Possibly the same person whose executive decision it was to order the bread and dips
had also gone on to lavishly order salads and vegetables ‘for the table’; non-designated drivers were celebrating their freedom by ensuring freshly opened bottles of wine materialised magically throughout the evening. And yet, as with bitterness you extract the necessary sum from your wallet, you do not really have the courage to protest, or to remind the group that you, the killjoy, have consumed half as much as anyone else – it feels mean, and churlish, and definitely not in the high-pitched festive spirit of the evening.
This is one of the worst aspects of dining out in a group, and having spoken to many friends about it I am still unable to arrive at a solution. The obvious one – an announcement made at the outset to the effect that everyone should keep their own personal tabs on what they order – is in practice as much atonal as the post-prandial complaint. And often it is not even as if those members of the party who so extravagantly keep ordering extras are wanting them greedily for themselves: caught up in the mood they are merely seeking to perpetuate it. (I know this because I have been guilty of it myself.)
From the restaurant’s point of view, group diners can be hell as well, however lucrative. I remember a particular dinner at one of my absolutely favourite local restaurants where eight of us had converged. It was a Saturday night in summer, light until late, and we were all excited by the mere fact of being there all together, hungry and privileged, with the prospect of a Maxi Taxi to eventually bear us all away. The several smokers among us would periodically remove themselves from the table – it was one of those evenings in restaurants with friends which metamorphose easily into small parties of musical chairs and forays to the bar punctuating the procession of dishes we ordered.
It was, in short, the loveliest evening – and yet there were intervals when I felt that the staff had been absent for a long time.
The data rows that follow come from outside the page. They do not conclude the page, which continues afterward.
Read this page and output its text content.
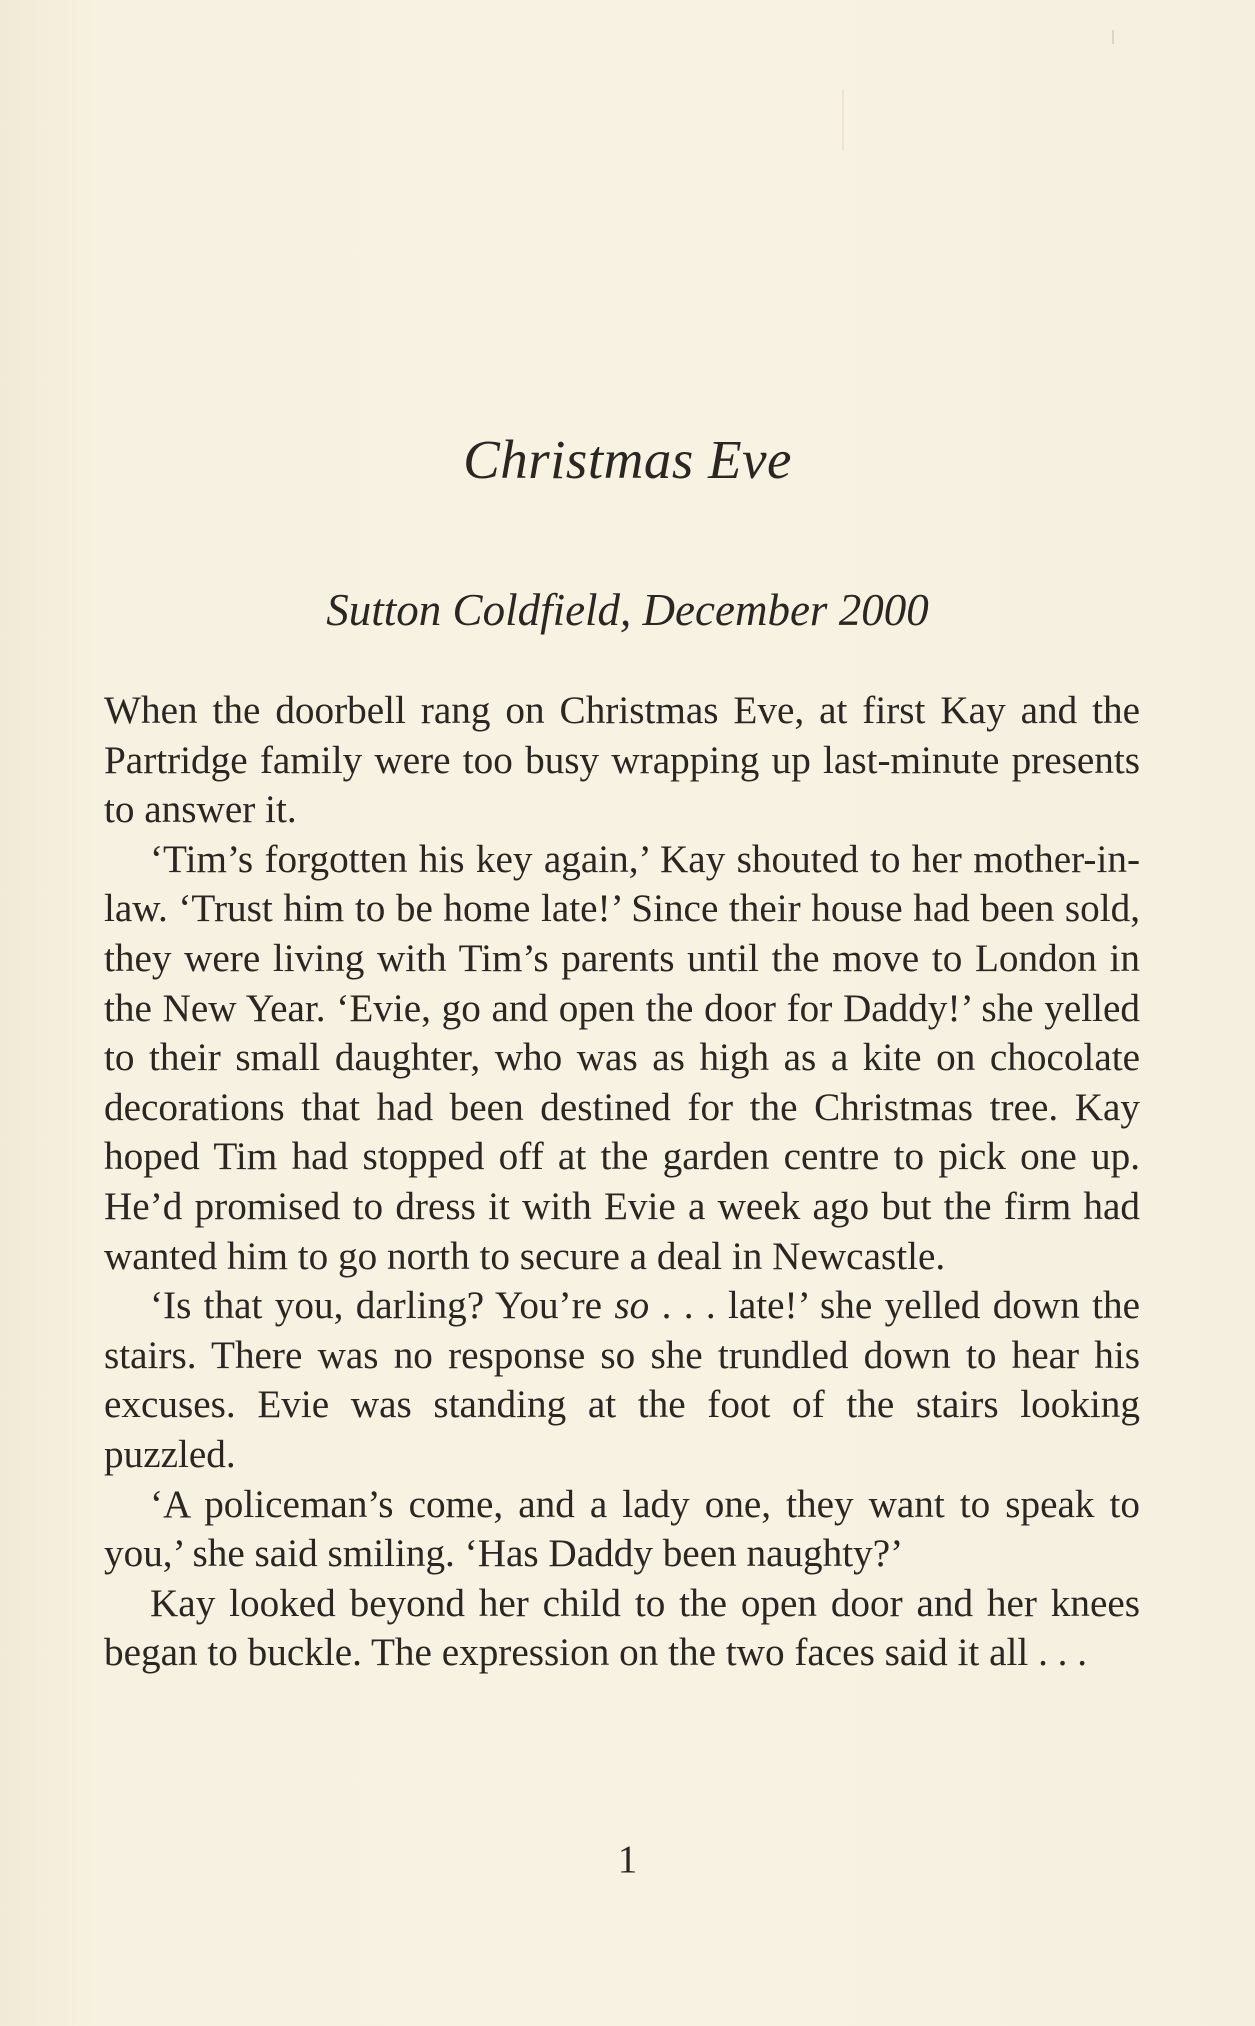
Christmas Eve
Sutton Coldfield, December 2000

When the doorbell rang on Christmas Eve, at first Kay and the Partridge family were too busy wrapping up last-minute presents to answer it.

‘Tim’s forgotten his key again,’ Kay shouted to her mother-in-law. ‘Trust him to be home late!’ Since their house had been sold, they were living with Tim’s parents until the move to London in the New Year. ‘Evie, go and open the door for Daddy!’ she yelled to their small daughter, who was as high as a kite on chocolate decorations that had been destined for the Christmas tree. Kay hoped Tim had stopped off at the garden centre to pick one up. He’d promised to dress it with Evie a week ago but the firm had wanted him to go north to secure a deal in Newcastle.

‘Is that you, darling? You’re so . . . late!’ she yelled down the stairs. There was no response so she trundled down to hear his excuses. Evie was standing at the foot of the stairs looking puzzled.

‘A policeman’s come, and a lady one, they want to speak to you,’ she said smiling. ‘Has Daddy been naughty?’

Kay looked beyond her child to the open door and her knees began to buckle. The expression on the two faces said it all . . .

1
Days later I spoke to the restaurant’s owner about it, and was edified to hear that, as far as Group Dining is concerned, there resides a small dilemma. Should the staff hover constantly – or should it sensitively assess the situation and, at a certain point, opt for invisibility? Apparently the evening in question had so completely looked as if we wanted to do our own thing, uninterrupted, that the staff had responded accordingly. The truth of the matter is that on the whole Group Diners are not a pretty thing. Maybe we should scrap the whole notion, and save dining out for intimate dinners a deux.